Les hindous affirment que la mosquée Gyanvapi, qui accueille l'une des plus grandes congrégations musulmanes de Bénarès, a été construite sur un sanctuaire dédié au dieu hindou Shiva, pendant l'empire moghol qui a régné sur une grande partie de l'Inde pendant plus de trois siècles.


Présence policière renforcée


Depuis des années, les musulmans fréquentent la mosquée sous surveillance policière afin d'empêcher que le conflit ne dégénère.


Mais cette semaine, un tribunal local a ordonné que le sous-sol de la mosquée soit ouvert aux fidèles hindous.


Une cérémonie hindoue y a eu lieu dès le lendemain et la plus haute cour du pays a refusé de réexaminer la décision en appel.

Yaseen s'alarme de ce qui est pour lui un clair soutien des autorités aux revendications des hindous.
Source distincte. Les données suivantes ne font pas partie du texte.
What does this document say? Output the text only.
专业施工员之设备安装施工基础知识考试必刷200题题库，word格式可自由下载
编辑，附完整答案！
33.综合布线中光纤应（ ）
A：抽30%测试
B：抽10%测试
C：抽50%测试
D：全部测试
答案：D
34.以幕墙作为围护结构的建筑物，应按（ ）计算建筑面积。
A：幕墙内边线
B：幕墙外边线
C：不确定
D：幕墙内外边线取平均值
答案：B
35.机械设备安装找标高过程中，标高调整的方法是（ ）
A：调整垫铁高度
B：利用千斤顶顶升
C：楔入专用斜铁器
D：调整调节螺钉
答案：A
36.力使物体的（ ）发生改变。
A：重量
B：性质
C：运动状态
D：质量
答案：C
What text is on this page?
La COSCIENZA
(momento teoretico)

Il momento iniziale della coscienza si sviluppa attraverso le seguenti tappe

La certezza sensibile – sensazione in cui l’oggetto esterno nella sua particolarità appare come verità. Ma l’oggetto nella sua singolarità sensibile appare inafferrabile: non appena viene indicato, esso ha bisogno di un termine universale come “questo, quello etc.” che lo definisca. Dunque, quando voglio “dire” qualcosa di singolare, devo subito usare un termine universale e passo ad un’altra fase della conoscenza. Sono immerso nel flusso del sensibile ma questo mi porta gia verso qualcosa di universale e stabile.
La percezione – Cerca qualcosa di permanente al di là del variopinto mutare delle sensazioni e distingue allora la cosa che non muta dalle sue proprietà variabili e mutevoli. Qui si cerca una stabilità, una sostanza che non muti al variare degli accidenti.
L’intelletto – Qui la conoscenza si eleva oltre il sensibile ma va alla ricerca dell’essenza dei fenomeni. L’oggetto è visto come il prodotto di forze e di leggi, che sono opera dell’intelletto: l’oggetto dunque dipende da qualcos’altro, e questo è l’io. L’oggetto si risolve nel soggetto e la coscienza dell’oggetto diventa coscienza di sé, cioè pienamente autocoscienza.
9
"Ils passent par les tribunaux, par le système"
, dit-il.
"J'ai ressenti toute la douleur possible, en tant que musulman. Ca m'a pesé toute la nuit".

Vendredi, la tension autour de la mosquée était palpable, avec une présence policière renforcée. Quelque 2.500 musulmans, près du double de l'affluence normale, sont venus pour les prières de l'après-midi.

Au même moment, des dizaines de fidèles hindous se pressaient devant les barricades de la police et criaient des slogans en dévotion à Shiva, le dieu hindou de la création et de la destruction.


"Chaînes de l'esclavage"


Narendra Modi et le parti nationaliste hindou au pouvoir, le Bharatiya Janata Party (BJP), ont cherché à promouvoir la religion majoritaire et à la mettre au premier plan depuis leur arrivée au pouvoir il y a dix ans.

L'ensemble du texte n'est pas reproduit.